Baxter DISCPAC Syringe Tip Caps Recalled for Compromised Sterile Barrier

Baxter Healthcare is recalling DISCPAC Syringe Tip Caps due to potential packaging failure that could compromise the sterile barrier. The recall affects 602,340 units distributed worldwide.

What this means for you

Real risk of harm even if no illness or injury has been reported yet. Stop using the product and follow the agency's guidance.

Our severity reasoning: This is an FDA Class II medical device recall with no reported illnesses or injuries. The hazard presents a potential risk to product sterility through packaging failure, meeting the criteria for Score 3 as a risk-of-harm product where injury has not yet been reported.

Plain-English summary

Baxter Healthcare Corporation is recalling Baxter DISCPAC Syringe Tip Caps (Self-Righting, Luer Slip, Yellow). The recall includes three product configurations: 25-pack (REF H93866025), 100-pack (REF H93866100), and 25-pack (REF H938690025), totaling approximately 602,340 units.

The recall was initiated due to a potential failure of the packaging to maintain a sterile barrier around the syringe tip caps. A compromised sterile barrier could affect the sterility and integrity of the caps during storage, handling, or use.

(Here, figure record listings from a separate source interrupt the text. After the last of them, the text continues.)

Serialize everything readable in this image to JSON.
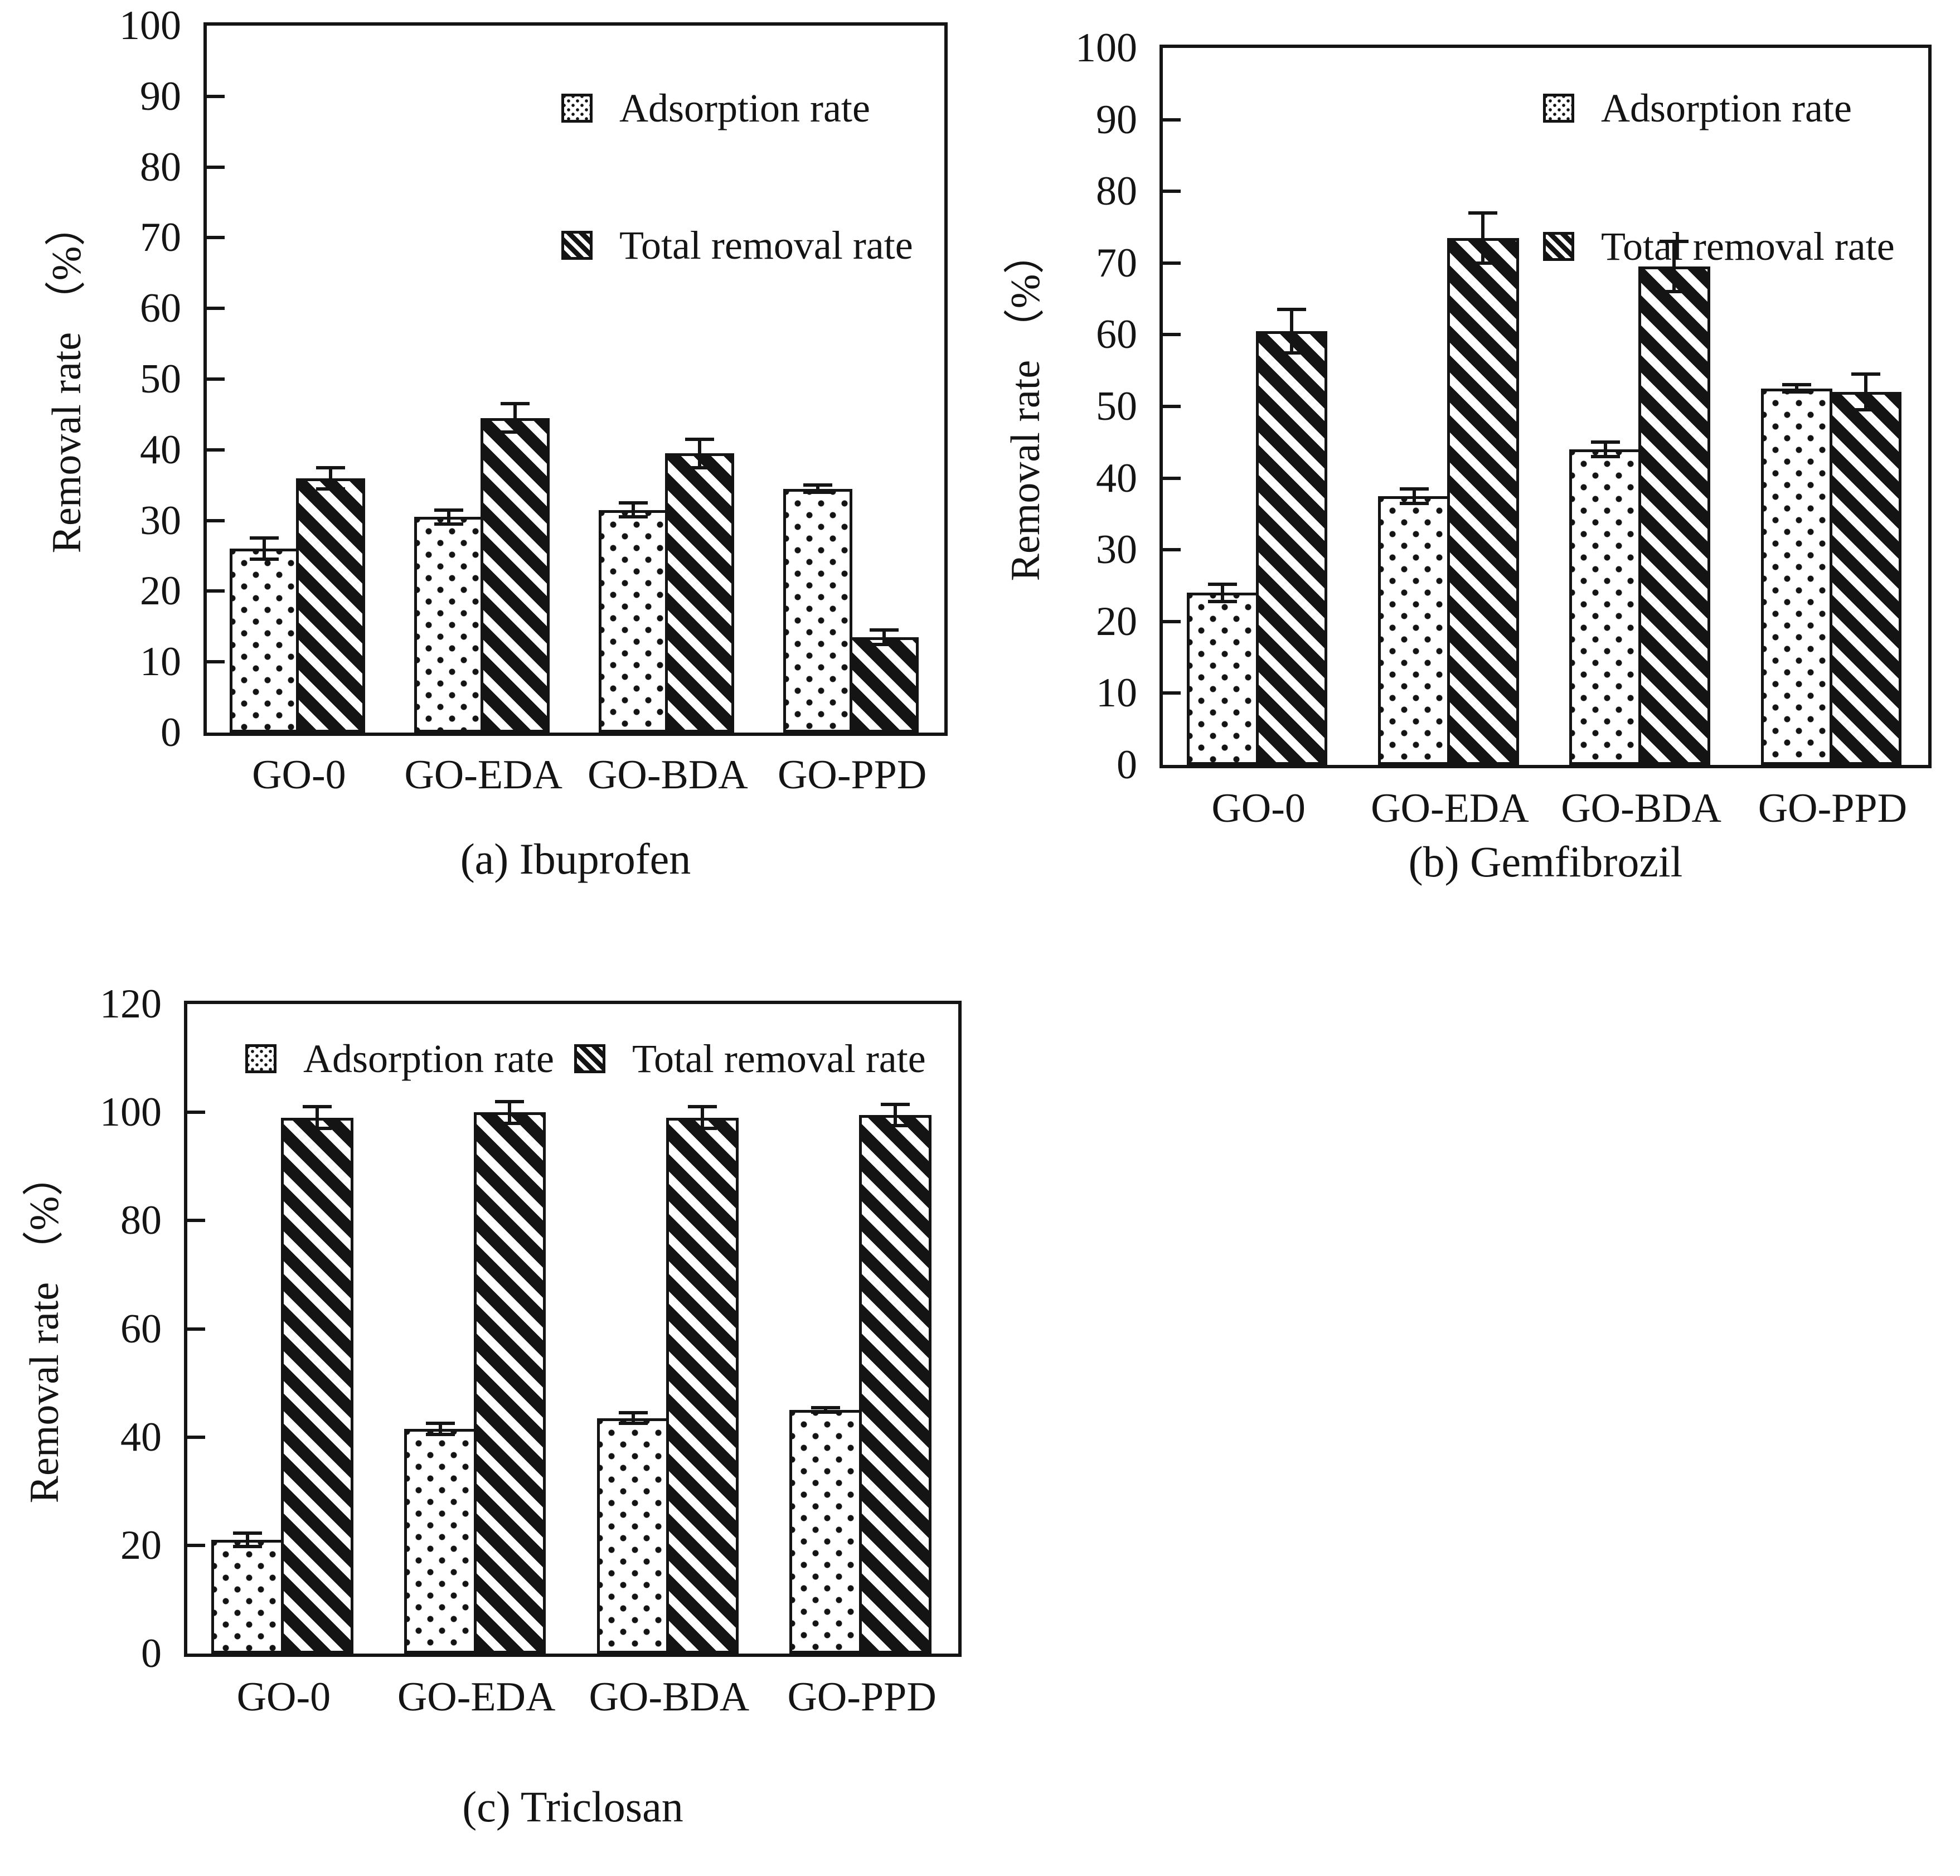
{
  "figure": {
    "background": "#ffffff",
    "ink_color": "#141414",
    "legend_labels": {
      "adsorption": "Adsorption rate",
      "total": "Total removal rate"
    }
  },
  "chart_data": [
    {
      "id": "a",
      "type": "bar",
      "caption": "(a) Ibuprofen",
      "ylabel": "Removal rate （%）",
      "ylim": [
        0,
        100
      ],
      "yticks": [
        0,
        10,
        20,
        30,
        40,
        50,
        60,
        70,
        80,
        90,
        100
      ],
      "categories": [
        "GO-0",
        "GO-EDA",
        "GO-BDA",
        "GO-PPD"
      ],
      "grid": false,
      "legend_position": "top-right-stacked",
      "series": [
        {
          "name": "Adsorption rate",
          "pattern": "dots",
          "values": [
            26,
            30.5,
            31.5,
            34.5
          ],
          "errors": [
            1.5,
            1,
            1,
            0.5
          ]
        },
        {
          "name": "Total removal rate",
          "pattern": "hatch",
          "values": [
            36,
            44.5,
            39.5,
            13.5
          ],
          "errors": [
            1.5,
            2,
            2,
            1
          ]
        }
      ]
    },
    {
      "id": "b",
      "type": "bar",
      "caption": "(b) Gemfibrozil",
      "ylabel": "Removal rate （%）",
      "ylim": [
        0,
        100
      ],
      "yticks": [
        0,
        10,
        20,
        30,
        40,
        50,
        60,
        70,
        80,
        90,
        100
      ],
      "categories": [
        "GO-0",
        "GO-EDA",
        "GO-BDA",
        "GO-PPD"
      ],
      "grid": false,
      "legend_position": "top-right-stacked",
      "series": [
        {
          "name": "Adsorption rate",
          "pattern": "dots",
          "values": [
            24,
            37.5,
            44,
            52.5
          ],
          "errors": [
            1.2,
            1,
            1,
            0.5
          ]
        },
        {
          "name": "Total removal rate",
          "pattern": "hatch",
          "values": [
            60.5,
            73.5,
            69.5,
            52
          ],
          "errors": [
            3,
            3.5,
            3.5,
            2.5
          ]
        }
      ]
    },
    {
      "id": "c",
      "type": "bar",
      "caption": "(c) Triclosan",
      "ylabel": "Removal rate （%）",
      "ylim": [
        0,
        120
      ],
      "yticks": [
        0,
        20,
        40,
        60,
        80,
        100,
        120
      ],
      "categories": [
        "GO-0",
        "GO-EDA",
        "GO-BDA",
        "GO-PPD"
      ],
      "grid": false,
      "legend_position": "top-row",
      "series": [
        {
          "name": "Adsorption rate",
          "pattern": "dots",
          "values": [
            21,
            41.5,
            43.5,
            45
          ],
          "errors": [
            1.2,
            1,
            1,
            0.4
          ]
        },
        {
          "name": "Total removal rate",
          "pattern": "hatch",
          "values": [
            99,
            100,
            99,
            99.5
          ],
          "errors": [
            2,
            2,
            2,
            2
          ]
        }
      ]
    }
  ]
}
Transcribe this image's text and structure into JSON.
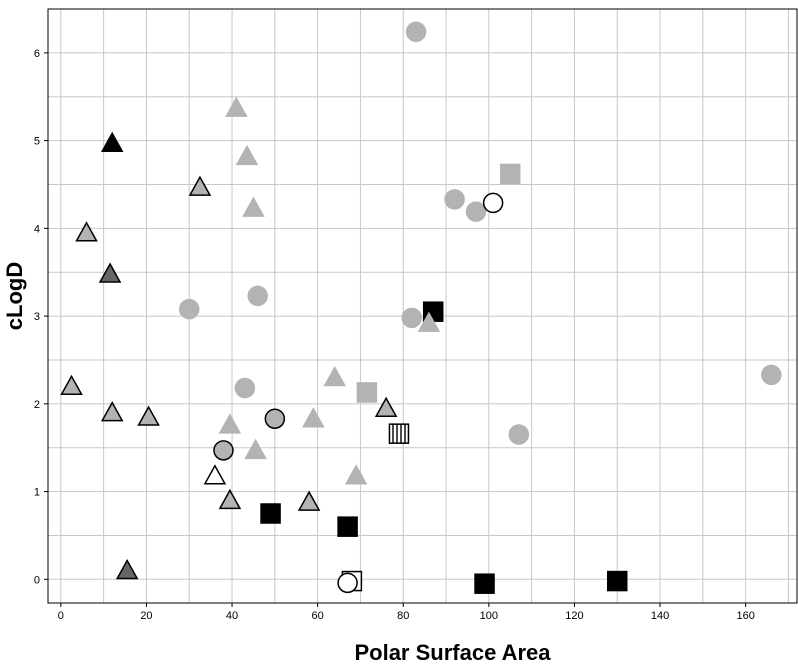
{
  "chart_data": {
    "type": "scatter",
    "title": "",
    "xlabel": "Polar Surface Area",
    "ylabel": "cLogD",
    "xlim": [
      -3,
      172
    ],
    "ylim": [
      -0.27,
      6.5
    ],
    "xticks": [
      0,
      20,
      40,
      60,
      80,
      100,
      120,
      140,
      160
    ],
    "yticks": [
      0,
      1,
      2,
      3,
      4,
      5,
      6
    ],
    "grid": true,
    "legend": "none",
    "points": [
      {
        "x": 83,
        "y": 6.24,
        "shape": "circle",
        "fill": "#b3b3b3",
        "stroke": "#b3b3b3"
      },
      {
        "x": 92,
        "y": 4.33,
        "shape": "circle",
        "fill": "#b3b3b3",
        "stroke": "#b3b3b3"
      },
      {
        "x": 97,
        "y": 4.19,
        "shape": "circle",
        "fill": "#b3b3b3",
        "stroke": "#b3b3b3"
      },
      {
        "x": 101,
        "y": 4.29,
        "shape": "circle",
        "fill": "#ffffff",
        "stroke": "#000000"
      },
      {
        "x": 105,
        "y": 4.62,
        "shape": "square",
        "fill": "#b3b3b3",
        "stroke": "#b3b3b3"
      },
      {
        "x": 87,
        "y": 3.05,
        "shape": "square",
        "fill": "#000000",
        "stroke": "#000000"
      },
      {
        "x": 82,
        "y": 2.98,
        "shape": "circle",
        "fill": "#b3b3b3",
        "stroke": "#b3b3b3"
      },
      {
        "x": 86,
        "y": 2.92,
        "shape": "triangle",
        "fill": "#b3b3b3",
        "stroke": "#b3b3b3"
      },
      {
        "x": 166,
        "y": 2.33,
        "shape": "circle",
        "fill": "#b3b3b3",
        "stroke": "#b3b3b3"
      },
      {
        "x": 107,
        "y": 1.65,
        "shape": "circle",
        "fill": "#b3b3b3",
        "stroke": "#b3b3b3"
      },
      {
        "x": 79,
        "y": 1.66,
        "shape": "striped-square",
        "fill": "#ffffff",
        "stroke": "#000000"
      },
      {
        "x": 71.5,
        "y": 2.13,
        "shape": "square",
        "fill": "#b3b3b3",
        "stroke": "#b3b3b3"
      },
      {
        "x": 76,
        "y": 1.95,
        "shape": "triangle",
        "fill": "#b3b3b3",
        "stroke": "#000000"
      },
      {
        "x": 64,
        "y": 2.3,
        "shape": "triangle",
        "fill": "#b3b3b3",
        "stroke": "#b3b3b3"
      },
      {
        "x": 69,
        "y": 1.18,
        "shape": "triangle",
        "fill": "#b3b3b3",
        "stroke": "#b3b3b3"
      },
      {
        "x": 59,
        "y": 1.83,
        "shape": "triangle",
        "fill": "#b3b3b3",
        "stroke": "#b3b3b3"
      },
      {
        "x": 58,
        "y": 0.88,
        "shape": "triangle",
        "fill": "#b3b3b3",
        "stroke": "#000000"
      },
      {
        "x": 67,
        "y": 0.6,
        "shape": "square",
        "fill": "#000000",
        "stroke": "#000000"
      },
      {
        "x": 49,
        "y": 0.75,
        "shape": "square",
        "fill": "#000000",
        "stroke": "#000000"
      },
      {
        "x": 68,
        "y": -0.02,
        "shape": "square",
        "fill": "#ffffff",
        "stroke": "#000000"
      },
      {
        "x": 67,
        "y": -0.04,
        "shape": "circle",
        "fill": "#ffffff",
        "stroke": "#000000"
      },
      {
        "x": 99,
        "y": -0.05,
        "shape": "square",
        "fill": "#000000",
        "stroke": "#000000"
      },
      {
        "x": 130,
        "y": -0.02,
        "shape": "square",
        "fill": "#000000",
        "stroke": "#000000"
      },
      {
        "x": 41,
        "y": 5.37,
        "shape": "triangle",
        "fill": "#b3b3b3",
        "stroke": "#b3b3b3"
      },
      {
        "x": 43.5,
        "y": 4.82,
        "shape": "triangle",
        "fill": "#b3b3b3",
        "stroke": "#b3b3b3"
      },
      {
        "x": 45,
        "y": 4.23,
        "shape": "triangle",
        "fill": "#b3b3b3",
        "stroke": "#b3b3b3"
      },
      {
        "x": 32.5,
        "y": 4.47,
        "shape": "triangle",
        "fill": "#b3b3b3",
        "stroke": "#000000"
      },
      {
        "x": 12,
        "y": 4.97,
        "shape": "triangle",
        "fill": "#000000",
        "stroke": "#000000"
      },
      {
        "x": 6,
        "y": 3.95,
        "shape": "triangle",
        "fill": "#b3b3b3",
        "stroke": "#000000"
      },
      {
        "x": 11.5,
        "y": 3.48,
        "shape": "triangle",
        "fill": "#666666",
        "stroke": "#000000"
      },
      {
        "x": 46,
        "y": 3.23,
        "shape": "circle",
        "fill": "#b3b3b3",
        "stroke": "#b3b3b3"
      },
      {
        "x": 30,
        "y": 3.08,
        "shape": "circle",
        "fill": "#b3b3b3",
        "stroke": "#b3b3b3"
      },
      {
        "x": 43,
        "y": 2.18,
        "shape": "circle",
        "fill": "#b3b3b3",
        "stroke": "#b3b3b3"
      },
      {
        "x": 2.5,
        "y": 2.2,
        "shape": "triangle",
        "fill": "#b3b3b3",
        "stroke": "#000000"
      },
      {
        "x": 12,
        "y": 1.9,
        "shape": "triangle",
        "fill": "#b3b3b3",
        "stroke": "#000000"
      },
      {
        "x": 20.5,
        "y": 1.85,
        "shape": "triangle",
        "fill": "#b3b3b3",
        "stroke": "#000000"
      },
      {
        "x": 39.5,
        "y": 1.76,
        "shape": "triangle",
        "fill": "#b3b3b3",
        "stroke": "#b3b3b3"
      },
      {
        "x": 50,
        "y": 1.83,
        "shape": "circle",
        "fill": "#b3b3b3",
        "stroke": "#000000"
      },
      {
        "x": 45.5,
        "y": 1.47,
        "shape": "triangle",
        "fill": "#b3b3b3",
        "stroke": "#b3b3b3"
      },
      {
        "x": 38,
        "y": 1.47,
        "shape": "circle",
        "fill": "#b3b3b3",
        "stroke": "#000000"
      },
      {
        "x": 36,
        "y": 1.18,
        "shape": "triangle",
        "fill": "#ffffff",
        "stroke": "#000000"
      },
      {
        "x": 39.5,
        "y": 0.9,
        "shape": "triangle",
        "fill": "#b3b3b3",
        "stroke": "#000000"
      },
      {
        "x": 15.5,
        "y": 0.1,
        "shape": "triangle",
        "fill": "#666666",
        "stroke": "#000000"
      }
    ]
  }
}
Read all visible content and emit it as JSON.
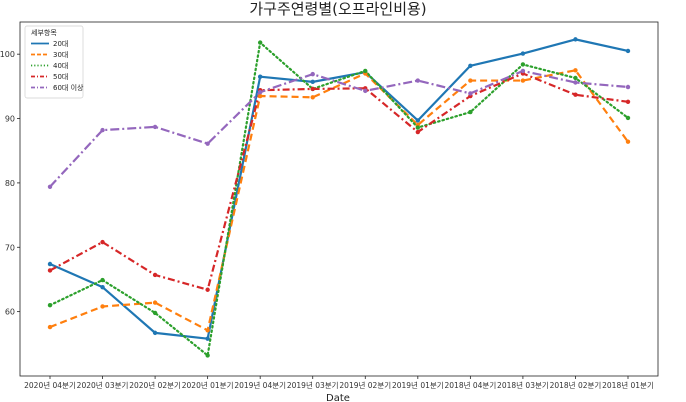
{
  "chart_data": {
    "type": "line",
    "title": "가구주연령별(오프라인비용)",
    "xlabel": "Date",
    "ylabel": "",
    "ylim": [
      50,
      105
    ],
    "yticks": [
      60,
      70,
      80,
      90,
      100
    ],
    "categories": [
      "2020년 04분기",
      "2020년 03분기",
      "2020년 02분기",
      "2020년 01분기",
      "2019년 04분기",
      "2019년 03분기",
      "2019년 02분기",
      "2019년 01분기",
      "2018년 04분기",
      "2018년 03분기",
      "2018년 02분기",
      "2018년 01분기"
    ],
    "legend_title": "세부항목",
    "legend_position": "top-left",
    "grid": false,
    "series": [
      {
        "name": "20대",
        "color": "#1f77b4",
        "dash": "solid",
        "values": [
          67.4,
          63.8,
          56.7,
          55.8,
          96.5,
          95.7,
          97.2,
          89.7,
          98.2,
          100.1,
          102.3,
          100.5
        ]
      },
      {
        "name": "30대",
        "color": "#ff7f0e",
        "dash": "dashed",
        "values": [
          57.6,
          60.8,
          61.4,
          57.1,
          93.5,
          93.3,
          97.0,
          89.0,
          95.9,
          95.9,
          97.5,
          86.4
        ]
      },
      {
        "name": "40대",
        "color": "#2ca02c",
        "dash": "dotted",
        "values": [
          61.0,
          64.9,
          59.8,
          53.2,
          101.8,
          94.6,
          97.4,
          88.6,
          91.0,
          98.4,
          96.3,
          90.1
        ]
      },
      {
        "name": "50대",
        "color": "#d62728",
        "dash": "dashdot",
        "values": [
          66.4,
          70.8,
          65.7,
          63.4,
          94.4,
          94.6,
          94.7,
          87.9,
          93.5,
          97.0,
          93.7,
          92.6
        ]
      },
      {
        "name": "60대 이상",
        "color": "#9467bd",
        "dash": "dashdot2",
        "values": [
          79.4,
          88.2,
          88.7,
          86.1,
          94.1,
          96.9,
          94.3,
          95.9,
          93.9,
          97.4,
          95.6,
          94.9
        ]
      }
    ]
  }
}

The affected products have been distributed worldwide, including throughout the United States and internationally to Australia, Finland, Germany, Spain, and the United Kingdom.

The recalled product

Product
Baxter DISCPAC Syringe Tip Caps, Self-Righting, Luer Slip, Yellow: a) 25 pack, REF H93866025, b) 100 pack, REF H93866100, c) 25 pack, REF H938690025
Manufacturer
Baxter Healthcare Corporation
Hazard
  • sterile-barrier-failure
  • contamination-risk

Is your product affected?

Check your packaging against the codes below. If any of them match, the product is part of this recall.

Lot numbers (7)

  • a) REF H93866025
  • UDI 00085412478845
  • ALL LOTS
  • b) REF H93866100
  • UDI 00085412478852
  • c) REF H938690025
  • UDI 00085412479941

Distribution

Distributed nationwide across the United States.